Me vio y una sonrisa de suficiencia asomó a sus labios. Sacó una chequera.

"Sé que esto es difícil para ti, Elena. Hagámoslo más fácil".

Escribió un número con tantos ceros que no pude contarlos y deslizó el cheque sobre la mesa.

"Toma esto. Vete en silencio. No hagas un escándalo. Es mejor para todos".

Mis ojos se desviaron más allá de ella hacia donde Bruno y Sofía estaban de pie junto a la ventana. Él le frotaba la espalda, susurrándole algo al oído que la hizo reír. Se veía feliz. Contento.

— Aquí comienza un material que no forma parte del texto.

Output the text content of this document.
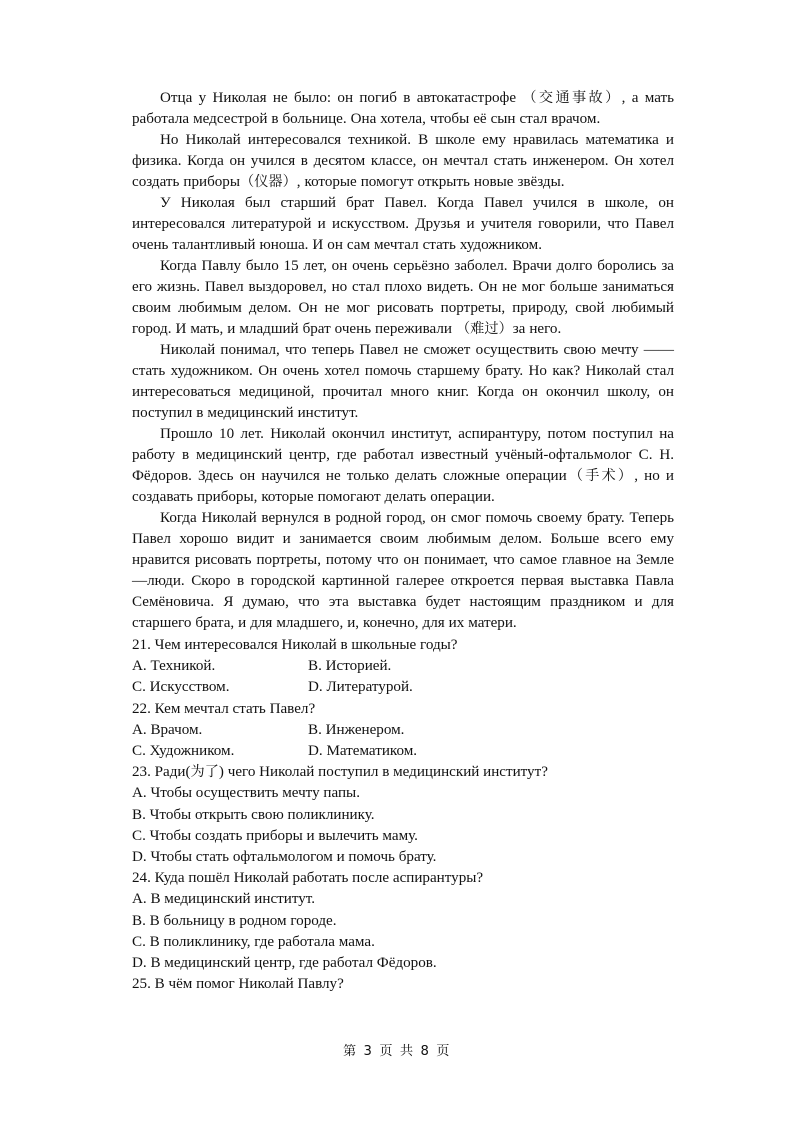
Отца у Николая не было: он погиб в автокатастрофе （交通事故）, а мать работала медсестрой в больнице. Она хотела, чтобы её сын стал врачом.

Но Николай интересовался техникой. В школе ему нравилась математика и физика. Когда он учился в десятом классе, он мечтал стать инженером. Он хотел создать приборы（仪器）, которые помогут открыть новые звёзды.

У Николая был старший брат Павел. Когда Павел учился в школе, он интересовался литературой и искусством. Друзья и учителя говорили, что Павел очень талантливый юноша. И он сам мечтал стать художником.

Когда Павлу было 15 лет, он очень серьёзно заболел. Врачи долго боролись за его жизнь. Павел выздоровел, но стал плохо видеть. Он не мог больше заниматься своим любимым делом. Он не мог рисовать портреты, природу, свой любимый город. И мать, и младший брат очень переживали （难过）за него.

Николай понимал, что теперь Павел не сможет осуществить свою мечту —— стать художником. Он очень хотел помочь старшему брату. Но как? Николай стал интересоваться медициной, прочитал много книг. Когда он окончил школу, он поступил в медицинский институт.

Прошло 10 лет. Николай окончил институт, аспирантуру, потом поступил на работу в медицинский центр, где работал известный учёный-офтальмолог С. Н. Фёдоров. Здесь он научился не только делать сложные операции（手术）, но и создавать приборы, которые помогают делать операции.

Когда Николай вернулся в родной город, он смог помочь своему брату. Теперь Павел хорошо видит и занимается своим любимым делом. Больше всего ему нравится рисовать портреты, потому что он понимает, что самое главное на Земле —люди. Скоро в городской картинной галерее откроется первая выставка Павла Семёновича. Я думаю, что эта выставка будет настоящим праздником и для старшего брата, и для младшего, и, конечно, для их матери.

21. Чем интересовался Николай в школьные годы?

A. Техникой.	B. Историей.
C. Искусством.	D. Литературой.

22. Кем мечтал стать Павел?

A. Врачом.	B. Инженером.
C. Художником.	D. Математиком.

23. Ради(为了) чего Николай поступил в медицинский институт?

A. Чтобы осуществить мечту папы.

B. Чтобы открыть свою поликлинику.

C. Чтобы создать приборы и вылечить маму.

D. Чтобы стать офтальмологом и помочь брату.

24. Куда пошёл Николай работать после аспирантуры?

A. В медицинский институт.

B. В больницу в родном городе.

C. В поликлинику, где работала мама.

D. В медицинский центр, где работал Фёдоров.

25. В чём помог Николай Павлу?

第 3 页 共 8 页
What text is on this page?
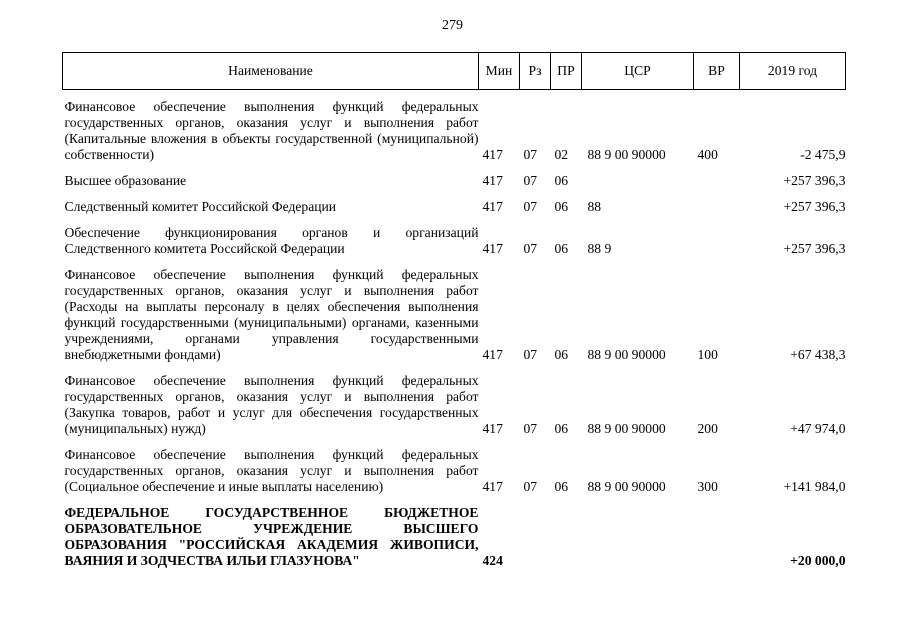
279
Наименование	Мин	Рз	ПР	ЦСР	ВР	2019 год
Финансовое обеспечение выполнения функций федеральных государственных органов, оказания услуг и выполнения работ (Капитальные вложения в объекты государственной (муниципальной) собственности)	417	07	02	88 9 00 90000	400	-2 475,9
Высшее образование	417	07	06			+257 396,3
Следственный комитет Российской Федерации	417	07	06	88		+257 396,3
Обеспечение функционирования органов и организаций Следственного комитета Российской Федерации	417	07	06	88 9		+257 396,3
Финансовое обеспечение выполнения функций федеральных государственных органов, оказания услуг и выполнения работ (Расходы на выплаты персоналу в целях обеспечения выполнения функций государственными (муниципальными) органами, казенными учреждениями, органами управления государственными внебюджетными фондами)	417	07	06	88 9 00 90000	100	+67 438,3
Финансовое обеспечение выполнения функций федеральных государственных органов, оказания услуг и выполнения работ (Закупка товаров, работ и услуг для обеспечения государственных (муниципальных) нужд)	417	07	06	88 9 00 90000	200	+47 974,0
Финансовое обеспечение выполнения функций федеральных государственных органов, оказания услуг и выполнения работ (Социальное обеспечение и иные выплаты населению)	417	07	06	88 9 00 90000	300	+141 984,0
ФЕДЕРАЛЬНОЕ ГОСУДАРСТВЕННОЕ БЮДЖЕТНОЕ ОБРАЗОВАТЕЛЬНОЕ УЧРЕЖДЕНИЕ ВЫСШЕГО ОБРАЗОВАНИЯ "РОССИЙСКАЯ АКАДЕМИЯ ЖИВОПИСИ, ВАЯНИЯ И ЗОДЧЕСТВА ИЛЬИ ГЛАЗУНОВА"	424					+20 000,0
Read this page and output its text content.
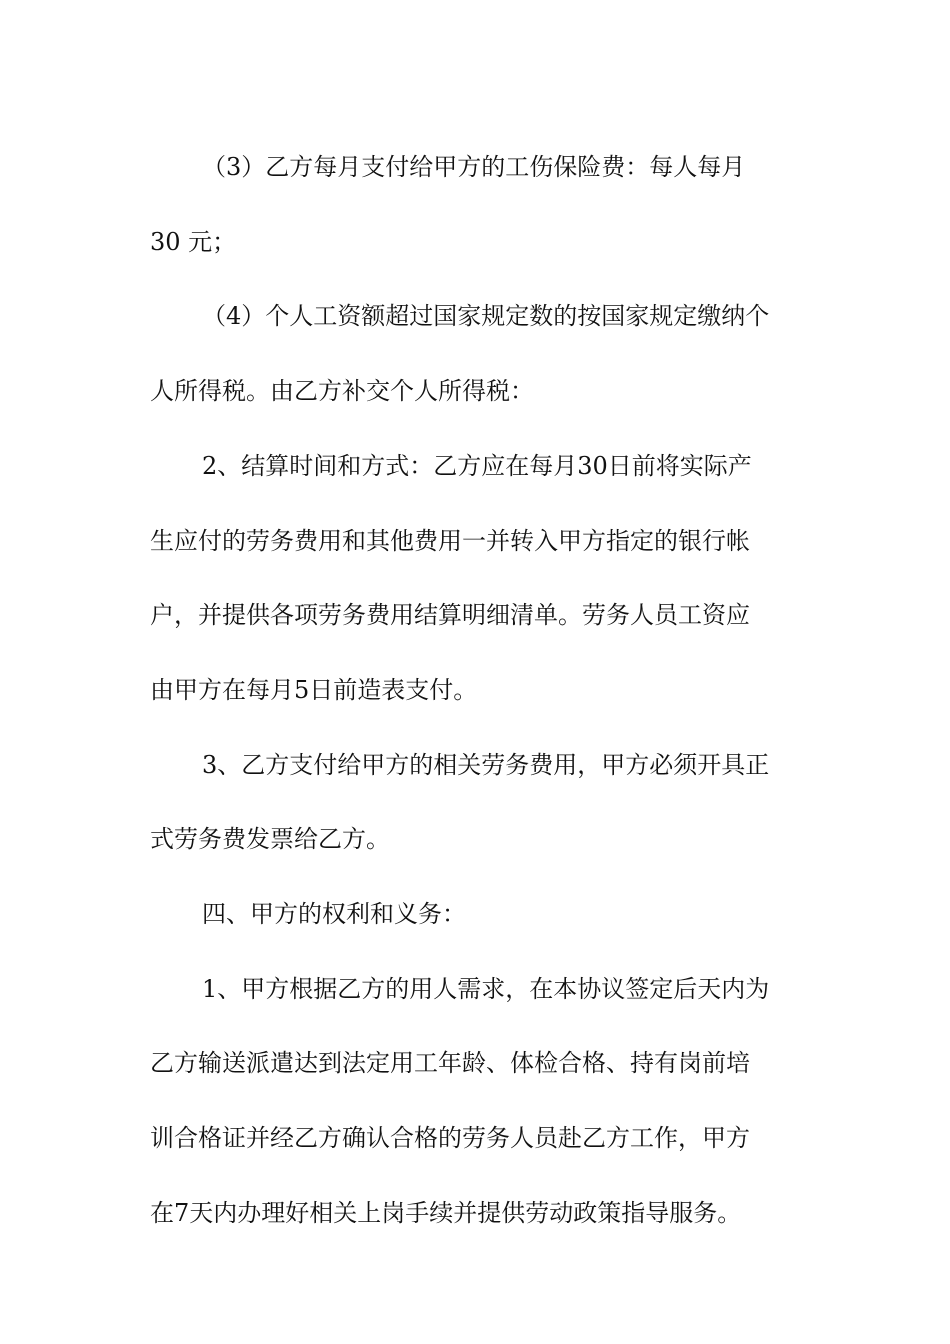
（3）乙方每月支付给甲方的工伤保险费：每人每月

30 元；

（4）个人工资额超过国家规定数的按国家规定缴纳个

人所得税。由乙方补交个人所得税：

2、结算时间和方式：乙方应在每月30日前将实际产

生应付的劳务费用和其他费用一并转入甲方指定的银行帐

户，并提供各项劳务费用结算明细清单。劳务人员工资应

由甲方在每月5日前造表支付。

3、乙方支付给甲方的相关劳务费用，甲方必须开具正

式劳务费发票给乙方。

四、甲方的权利和义务：

1、甲方根据乙方的用人需求，在本协议签定后天内为

乙方输送派遣达到法定用工年龄、体检合格、持有岗前培

训合格证并经乙方确认合格的劳务人员赴乙方工作，甲方

在7天内办理好相关上岗手续并提供劳动政策指导服务。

La última pizca de esperanza dentro de mí murió.

Tomé el cheque. Mi voz era inquietantemente tranquila.

"Está bien".

La señora Garza pareció sorprendida, luego complacida. Había esperado una pelea.

"El acuerdo de divorcio ya está firmado", dije, mi voz desprovista de toda emoción.

"Solo necesita ser presentado. Estaré fuera de sus vidas. Para siempre".

Me di la vuelta y me alejé, el cheque apretado en mi mano, dejándolos con su futuro perfecto y traicionero.